Why do you work in books?

I could say it’s because I love them (which is definitely the case), but honestly? It’s because my mum told me to. She sat me down when I was about 15 and explained that a bookshop is quite probably the best place to work. After eight years working in bookshops, I would have to agree with her. It’s interesting, rewarding and quite often very amusing.

What’s the best book you’ve read lately and why?

I usually have a few on the boil at once. The two that are really enthralling me right now are The Heart of a Dog by Mikhail Bulgakov – a fantastically sharp Russian satire – and The Death of Sweet Mister by Daniel Woodrell – a dark, disturbing and stunningly written coming-of-age story set in the Missouri Ozarks.

What’s the strangest experience you’ve had in a bookshop?

I’d say either finding a woman asleep on the couch at the back of the Hawthorn store when we were closing one night or, at the first bookshop I worked in, a lady stuffing a very large architecture book up her very tight dress in an attempt to smuggle it out.

What’s your favourite book of all time and why?

That’s a big call to make, but at the moment, I can’t go past Blood Meridian or The Evening Redness in the West by Cormac McCarthy. Not for those sensitive souls among us, this anti-Western epic tracks a group of violent and depraved scalp hunters during the westward expansion along the Mexico border. It is stark and rare. The violence is countered by McCarthy’s staggeringly beautiful prose. I can honestly say I had to remind myself to breathe while reading this book.

Name a book that has changed the way you think – in ways small or large.

Considering that my vocation is graphic design, I would have to say that How to be a Graphic Designer Without Losing Your Soul by Adrian Shaughnessy is right up there on books that have affected the way I think. It is a brilliant reference for morally minded designers.

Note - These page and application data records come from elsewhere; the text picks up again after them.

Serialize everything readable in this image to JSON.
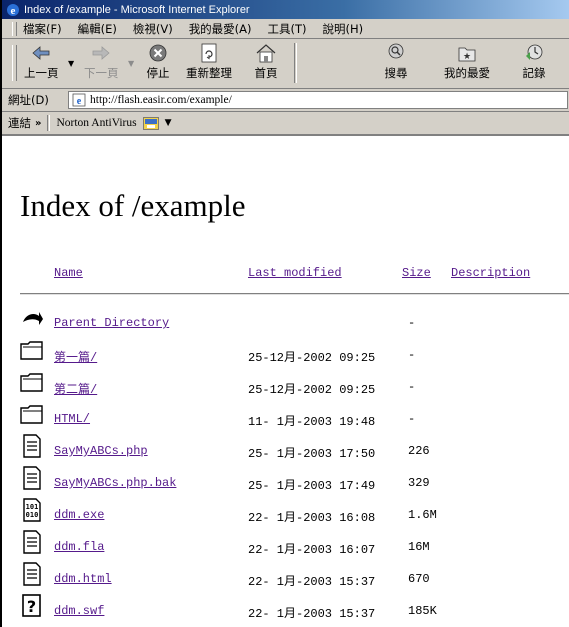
{
  "window": {
    "title": "Index of /example - Microsoft Internet Explorer"
  },
  "menu": [
    "檔案(F)",
    "編輯(E)",
    "檢視(V)",
    "我的最愛(A)",
    "工具(T)",
    "說明(H)"
  ],
  "toolbar": {
    "back": "上一頁",
    "forward": "下一頁",
    "stop": "停止",
    "refresh": "重新整理",
    "home": "首頁",
    "search": "搜尋",
    "favorites": "我的最愛",
    "history": "記錄"
  },
  "address": {
    "label": "網址(D)",
    "url": "http://flash.easir.com/example/"
  },
  "links": {
    "label": "連結",
    "chevron": "»",
    "item": "Norton AntiVirus"
  },
  "page": {
    "heading": "Index of /example",
    "columns": {
      "name": "Name",
      "modified": "Last modified",
      "size": "Size",
      "description": "Description"
    },
    "rows": [
      {
        "icon": "back-arrow",
        "name": "Parent Directory",
        "date": "",
        "size": "-"
      },
      {
        "icon": "folder",
        "name": "第一篇/",
        "date": "25-12月-2002 09:25",
        "size": "-"
      },
      {
        "icon": "folder",
        "name": "第二篇/",
        "date": "25-12月-2002 09:25",
        "size": "-"
      },
      {
        "icon": "folder",
        "name": "HTML/",
        "date": "11- 1月-2003 19:48",
        "size": "-"
      },
      {
        "icon": "text-file",
        "name": "SayMyABCs.php",
        "date": "25- 1月-2003 17:50",
        "size": "226"
      },
      {
        "icon": "text-file",
        "name": "SayMyABCs.php.bak",
        "date": "25- 1月-2003 17:49",
        "size": "329"
      },
      {
        "icon": "binary-file",
        "name": "ddm.exe",
        "date": "22- 1月-2003 16:08",
        "size": "1.6M"
      },
      {
        "icon": "text-file",
        "name": "ddm.fla",
        "date": "22- 1月-2003 16:07",
        "size": " 16M"
      },
      {
        "icon": "text-file",
        "name": "ddm.html",
        "date": "22- 1月-2003 15:37",
        "size": "670"
      },
      {
        "icon": "unknown-file",
        "name": "ddm.swf",
        "date": "22- 1月-2003 15:37",
        "size": "185K"
      }
    ]
  },
  "colors": {
    "link": "#551a8b",
    "chrome": "#d4d0c8",
    "titlebar": "#0a246a"
  }
}
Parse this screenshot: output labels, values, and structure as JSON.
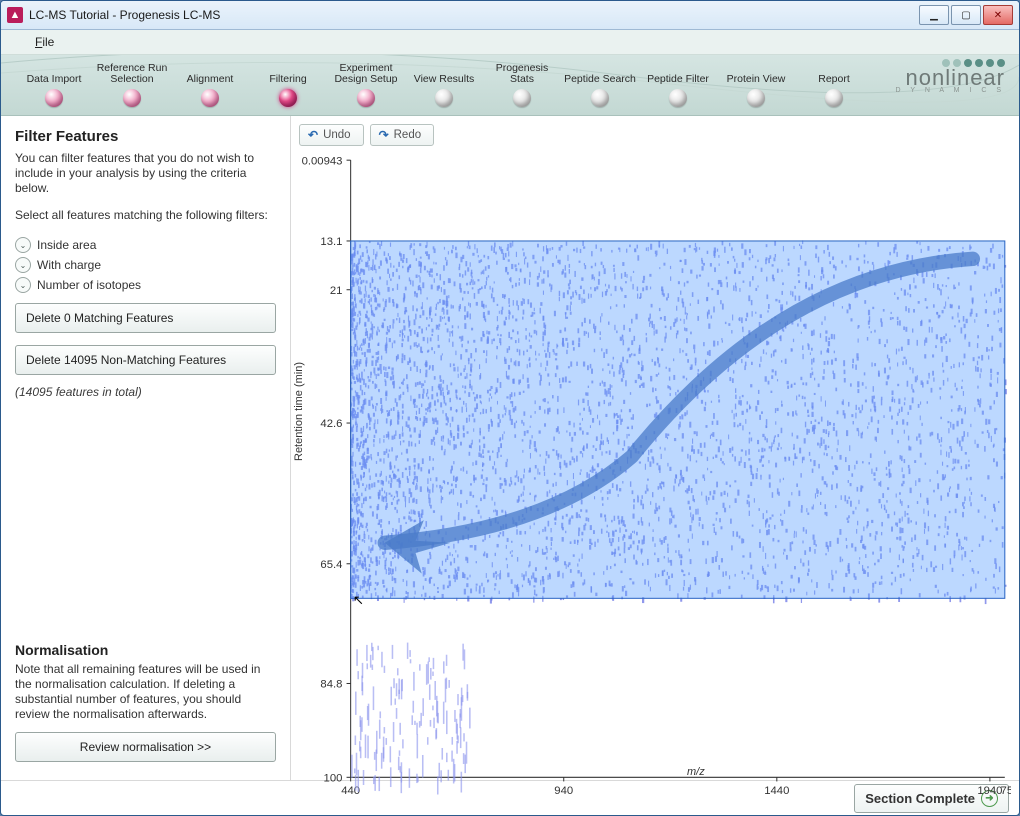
{
  "window": {
    "title": "LC-MS Tutorial - Progenesis LC-MS",
    "icon_letter": "▲"
  },
  "menu": {
    "file": "File",
    "file_mnemonic": "F"
  },
  "brand": {
    "name": "nonlinear",
    "sub": "D Y N A M I C S"
  },
  "workflow": {
    "steps": [
      {
        "label": "Data Import",
        "state": "done"
      },
      {
        "label": "Reference Run Selection",
        "state": "done"
      },
      {
        "label": "Alignment",
        "state": "done"
      },
      {
        "label": "Filtering",
        "state": "active"
      },
      {
        "label": "Experiment Design Setup",
        "state": "done"
      },
      {
        "label": "View Results",
        "state": "todo"
      },
      {
        "label": "Progenesis Stats",
        "state": "todo"
      },
      {
        "label": "Peptide Search",
        "state": "todo"
      },
      {
        "label": "Peptide Filter",
        "state": "todo"
      },
      {
        "label": "Protein View",
        "state": "todo"
      },
      {
        "label": "Report",
        "state": "todo"
      }
    ]
  },
  "sidebar": {
    "heading": "Filter Features",
    "intro": "You can filter features that you do not wish to include in your analysis by using the criteria below.",
    "select_label": "Select all features matching the following filters:",
    "expanders": [
      {
        "label": "Inside area"
      },
      {
        "label": "With charge"
      },
      {
        "label": "Number of isotopes"
      }
    ],
    "delete_matching": "Delete 0 Matching Features",
    "delete_nonmatching": "Delete 14095 Non-Matching Features",
    "total": "(14095 features in total)",
    "norm_heading": "Normalisation",
    "norm_text": "Note that all remaining features will be used in the normalisation calculation. If deleting a substantial number of features, you should review the normalisation afterwards.",
    "review_btn": "Review normalisation >>"
  },
  "toolbar": {
    "undo": "Undo",
    "redo": "Redo"
  },
  "footer": {
    "section_complete": "Section Complete"
  },
  "chart_data": {
    "type": "scatter",
    "xlabel": "m/z",
    "ylabel": "Retention time (min)",
    "x_ticks": [
      440,
      940,
      1440,
      1940
    ],
    "x_tick_extra": "75",
    "y_ticks": [
      0.00943,
      13.1,
      21,
      42.6,
      65.4,
      84.8,
      100
    ],
    "xlim": [
      440,
      1975
    ],
    "ylim": [
      0.00943,
      100
    ],
    "selection_box": {
      "x0": 440,
      "x1": 1975,
      "rt0": 13.1,
      "rt1": 71
    },
    "note": "Dense scatter of ~14095 LC-MS features concentrated at low m/z and RT 13–65 min, thinning toward higher m/z; sparse vertical streaks near RT 80–100. Blue rectangle marks the currently selected filter area with a large demo annotation arrow pointing into the lower-left corner."
  }
}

What was your favourite book as a kid?

Some of my earliest reading memories are of Dad telling me the stories of Little Bear by Else Holmelund Minarik. As I got older it was The Witches by Roald Dahl and having Mum do impressions of their witchy voices while reading it to me. As a young teenager I was dorkishly obsessed with the Redwall books by Brian Jacques and their anthropomorphised woodland creatures duking it out with bows and arrows and longswords.